Я ее открыл, и осияли меня цвета миров, ветер необъятых пространств, панорама кружащихся горизонтов. Ты шел сквозь нее, страница за страницей, влача шлейф сей, сотканный изо всех поясов и климатов. Канада, Гондурас, Никарагуа, Абракадабра, Гипорабундия… Я понял Тебя, Господи. Это всё были уловки Твоего преизбытка, первые попавшиеся слова, подвернувшиеся Тебе. Ты опустил руку в карман и показал мне, словно горсть пуговиц, сокрытые в Тебе возможности. Тебя мало заботила доскональность. Ты изрекал, что́ пришло на язык.
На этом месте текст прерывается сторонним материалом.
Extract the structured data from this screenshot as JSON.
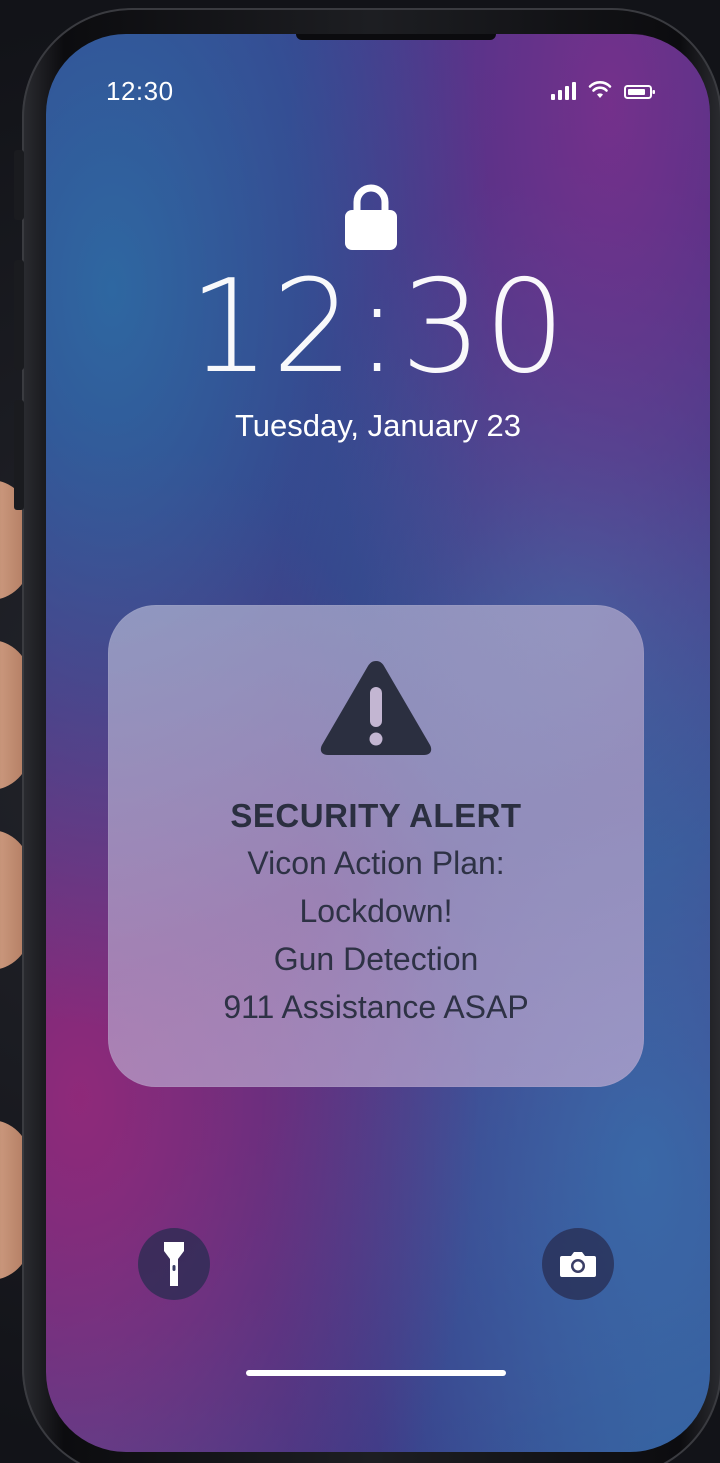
{
  "status_bar": {
    "time": "12:30",
    "icons": [
      "cellular-signal-icon",
      "wifi-icon",
      "battery-icon"
    ]
  },
  "lock_screen": {
    "lock_icon": "lock-icon",
    "time": "12:30",
    "date": "Tuesday, January 23"
  },
  "alert": {
    "icon": "warning-icon",
    "title": "SECURITY ALERT",
    "lines": [
      "Vicon Action Plan:",
      "Lockdown!",
      "Gun Detection",
      "911 Assistance ASAP"
    ]
  },
  "quick_actions": {
    "left": "flashlight-icon",
    "right": "camera-icon"
  },
  "colors": {
    "alert_text": "#2b2f40",
    "screen_text": "#ffffff"
  }
}
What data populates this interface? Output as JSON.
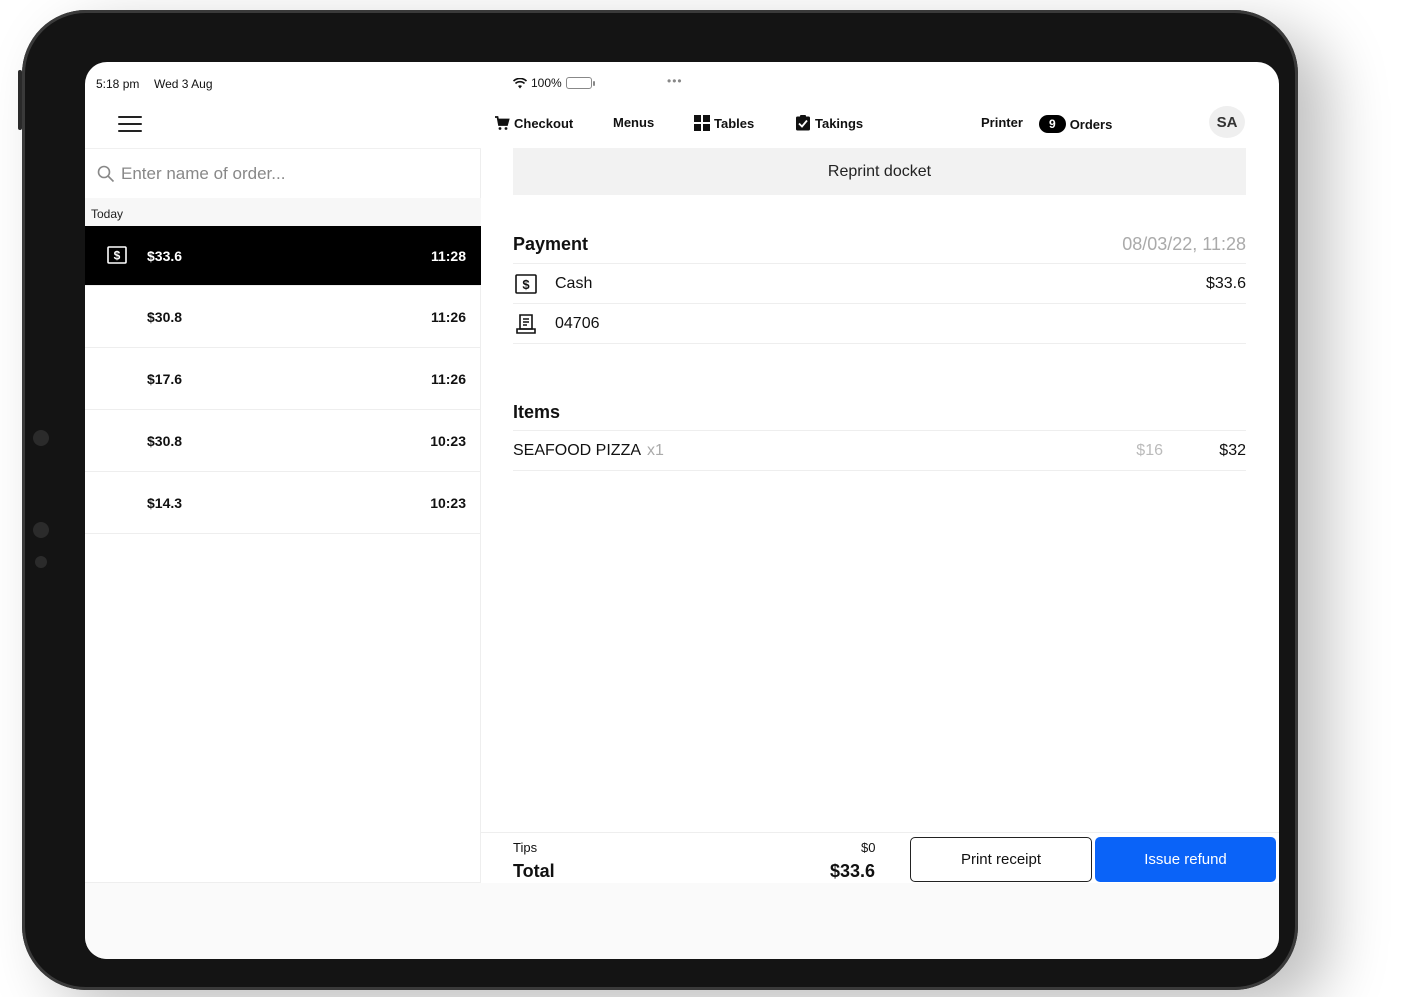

С тем же успехом Ты мог сказать: Панфибрас и Алелива, и воздух бы среди пальм запорхал попугаями, возведенными в степень, а небо, как огромная тысячекратная сапфировая роза, разворошенная до нутра, явило бы ослепительную суть — око Твое павлиноглазое, оресниченное и грозное, — и замерцала бы она светоносным стержнем мудрости Твоей, заблистала бы сверхцветом, заблагоухала бы надароматом. Ты хотел поразить меня блеском, о Боже, побахвалиться, завлечь кокетством, ибо и у Тебя случаются минуты суетности, когда Ты сам восхищаешься собою. О, как я люблю эти минуты!
Как же ты был унижен, Франц Иосиф I, со своим евангелием прозы! Напрасно искали тебя глаза мои. Наконец ты обнаружился. Ты был в толпе тоже, но какой же крохотный, свергнутый и тусклый. В пыли большака ты с остальными шагал сразу за Америкой Южной, но перед Австралией, и со всеми пел: Осанна!